Archive del 25 aprile 2009
Acqua - conosciamola meglio!
L’acqua è essenziale per la vita dal momento che la sua mancanza può portare, anche in tempi brevi, alla morte per “disidratazione”.
Se ipoteticamente “spremessimo” un uomo, scopriremmo infatti che il 60 - 70%, cioè i due terzi circa del suo peso, sono costituiti da acqua.
L’acqua, nell’organismo, è ripartita in 2 settori:
- ACQUA EXTRACELLULARE: (fuori dalle cellule)= è costituita da sangue e linfa (20% del peso corporeo).
- ACQUA INTRACELLULARE: (dentro le cellule)= comprende il 40% del peso del corpo.
Da quanto detto, risulta che ognuno di noi vive continuamente in ammollo, a “bagnomaria” e, fatto assai importante, la quantità di acqua presente nel nostro organismo deve restare sempre costante.
Dunqua se tanta acqua se ne va, tant’acqua deve essere prontamente rimpiazzata.
FABBISOGNO E CONSUMO DI ACQUA: nell’adulto le perdite giornaliere di acqua sono equivalenti a circa 2,5 litri di cui: 1,6 litri con le urine; 0,4 litri con il sudore; 0,4 litri con la respirazione; 0,1 litri con le feci.
Per mantenere il bilancio in equilibrio, l’apporto quotidiano di acqua dovrebbe essere di circa 1,5 - 2 litri di cui una parte esogena (introdotta cioè con le bevande e gli alimenti) ed una parte endogena (cioè prodotta dai processi metabolici dell’organismo). Un metodo semplice per stabilire il fabbisogno di acqua è quello in rapporto alle calorie introdotte.
In media, il normale fabbisogno di acqua dovrebbe essere infatti di circa: 1 millilitro per caloria introdotte con la dieta. Quindi, se con la dieta si introducono 2.000 kcal, dovremmo, in pratica, assumere 2 litri di acqua al giorno.

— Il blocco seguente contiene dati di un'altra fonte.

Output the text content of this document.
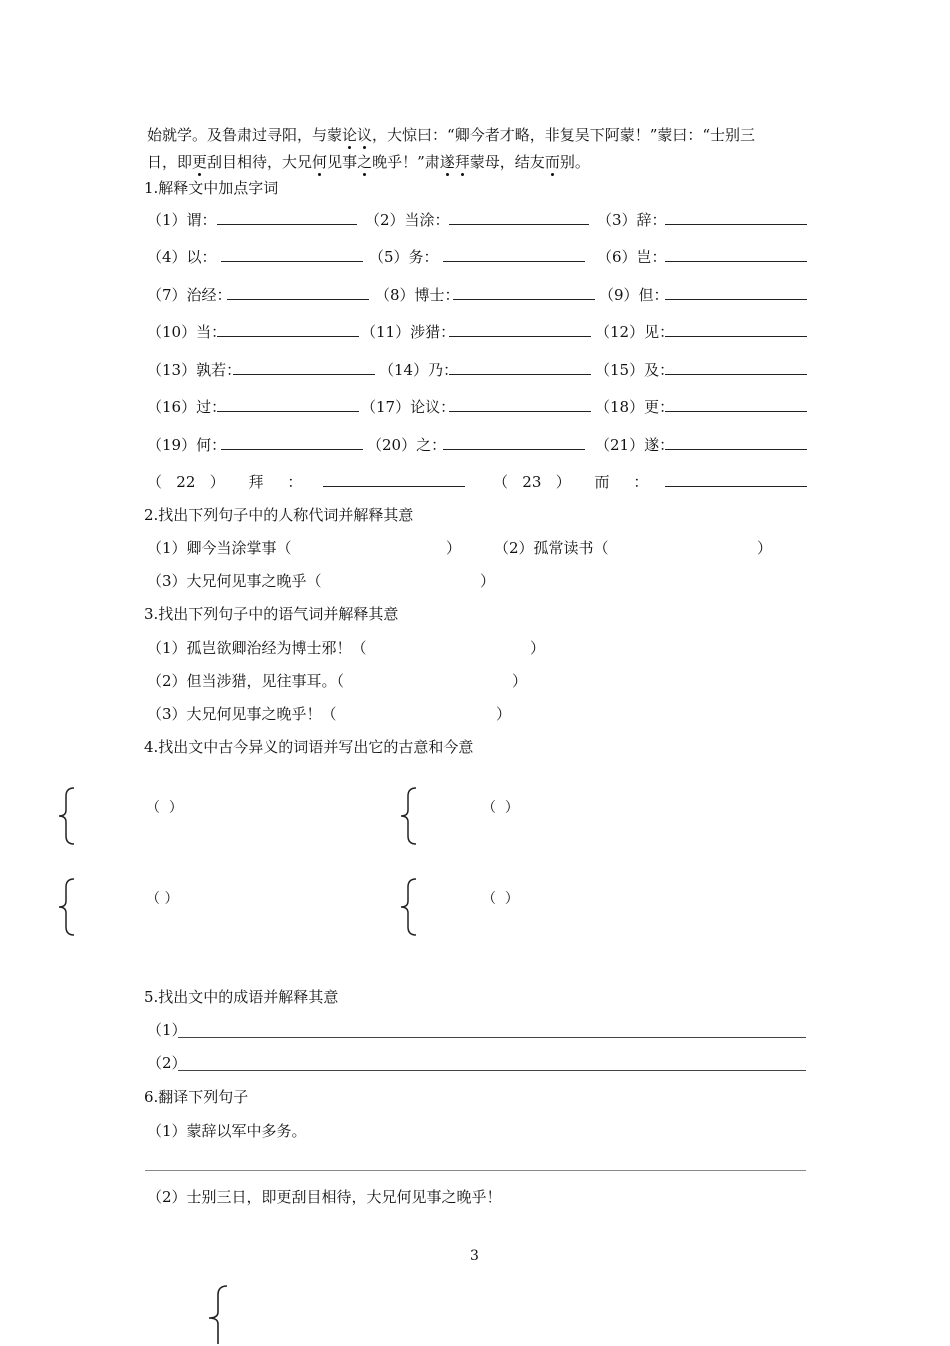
始就学。及鲁肃过寻阳，与蒙论议，大惊曰：“卿今者才略，非复吴下阿蒙！”蒙曰：“士别三
日，即更刮目相待，大兄何见事之晚乎！”肃遂拜蒙母，结友而别。
1.解释文中加点字词
（1）谓：	（2）当涂：	（3）辞：
（4）以：	（5）务：	（6）岂：
（7）治经：	（8）博士：	（9）但：
（10）当：	（11）涉猎：	（12）见：
（13）孰若：	（14）乃：	（15）及：
（16）过：	（17）论议：	（18）更：
（19）何：	（20）之：	（21）遂：
（   22   ）     拜     ：	（   23   ）     而     ：
2.找出下列句子中的人称代词并解释其意
（1）卿今当涂掌事（	） （2）孤常读书（	）
（3）大兄何见事之晚乎（	）
3.找出下列句子中的语气词并解释其意
（1）孤岂欲卿治经为博士邪！（	）
（2）但当涉猎，见往事耳。（	）
（3）大兄何见事之晚乎！（	）
4.找出文中古今异义的词语并写出它的古意和今意
（ ）	（ ）
（ ）	（ ）
5.找出文中的成语并解释其意
（1）
（2）
6.翻译下列句子
（1）蒙辞以军中多务。
（2）士别三日，即更刮目相待，大兄何见事之晚乎！
3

Tutto questo in condizioni normali. In realtà, le perdite ed i fabbisogni variano con la temperatura, il clima, il lavoro, l’età.
FUNZIONI DELL’ACQUA:
- Ha una funzione di trasporto sia delle sostanze nutritive che dei prodotti residui del metabolismo da eliminare.
- Interviene nel mantenimento della temperatura corporea.
- Ha un’azione importante nel mantenimento dell’equilibrio idrosalino.
CLASSIFICAZIONE ACQUE MINERALI
Secondo criteri chimici, le acque minerali vengono classificate:
- Acque oligominerali: residuo fisso a 180°C non superiore a 200 milligrammi/litro (0,2 grammi litro).
- Acque medio minerali: residuo fisso a 180°C compreso fra i 200 milligrammi ed 1 grammo/litro (1000 milligrammi).
- Acque minerali: residuo fisso a 180°C superiore ad 1 grammo (1000 milligrammi)/litro.
NOTE: il residuo fisso a 180°C esprime la quantità in sali minerali che residuano dopo l’evaporazione di 1 litro d’acqua.